Earlier this year, Brocato lost his mom and during his time of grief, his co-workers stepped up and have been there for him.
“They really helped and listened,” he said.
Brocato is not a Vicksburg native. He started his career as a sheriff’s deputy for the Jefferson Parish Sheriff’s Office in Metairie, Louisiana, from 1985 to 1992. It was there he discovered his desire to be in the fire service.
“I got to watch the firefighters and rescue units work,” he said. “They saved people’s lives, and I said, ‘That’s what I want to do.’”
Brocato was promoted to a captain with the Vicksburg Fire Department in 2015.
Over his 25 years as a firefighter, Brocato has been a part of many life-saving calls, but the one that he finds most memorable happened four years ago.
In 2016, four male high school students from Porter’s Chapel Academy lost control of their vehicle and struck a tree. All four of the young men were severely injured.
“It was a hot and humid summer day, but the fire department was there for them,” he said.
Brocato said he likes to think he was a helping hand in saving their lives.
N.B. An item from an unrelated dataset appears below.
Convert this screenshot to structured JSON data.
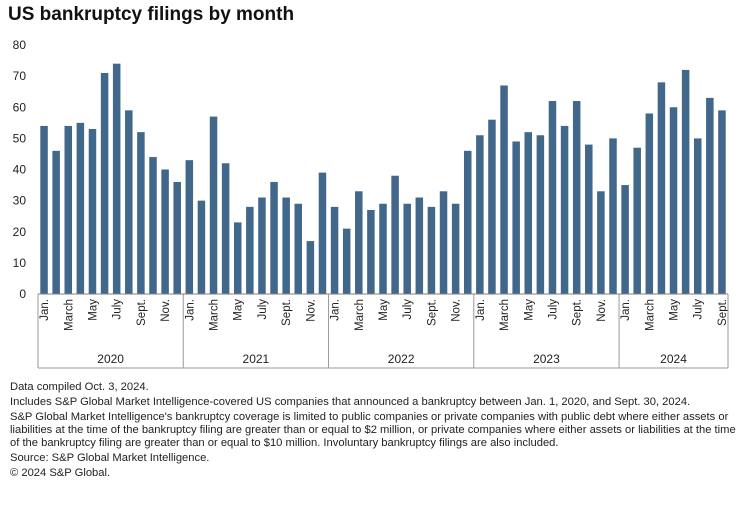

Today, he said, he sees the boys around town along with others whom he has had an integral part in saving.
“When I see people I helped, it’s just a joy to see them knowing I helped them,” he said. “They don’t call me their hero, but they are thankful for me.”
Like many first responders, Brocato doesn’t consider himself a hero, either.
“We are trained to do a job,” he said. “For me, I’m fulfilling my life calling. It just feeds your soul knowing you’re making a difference for somebody else.”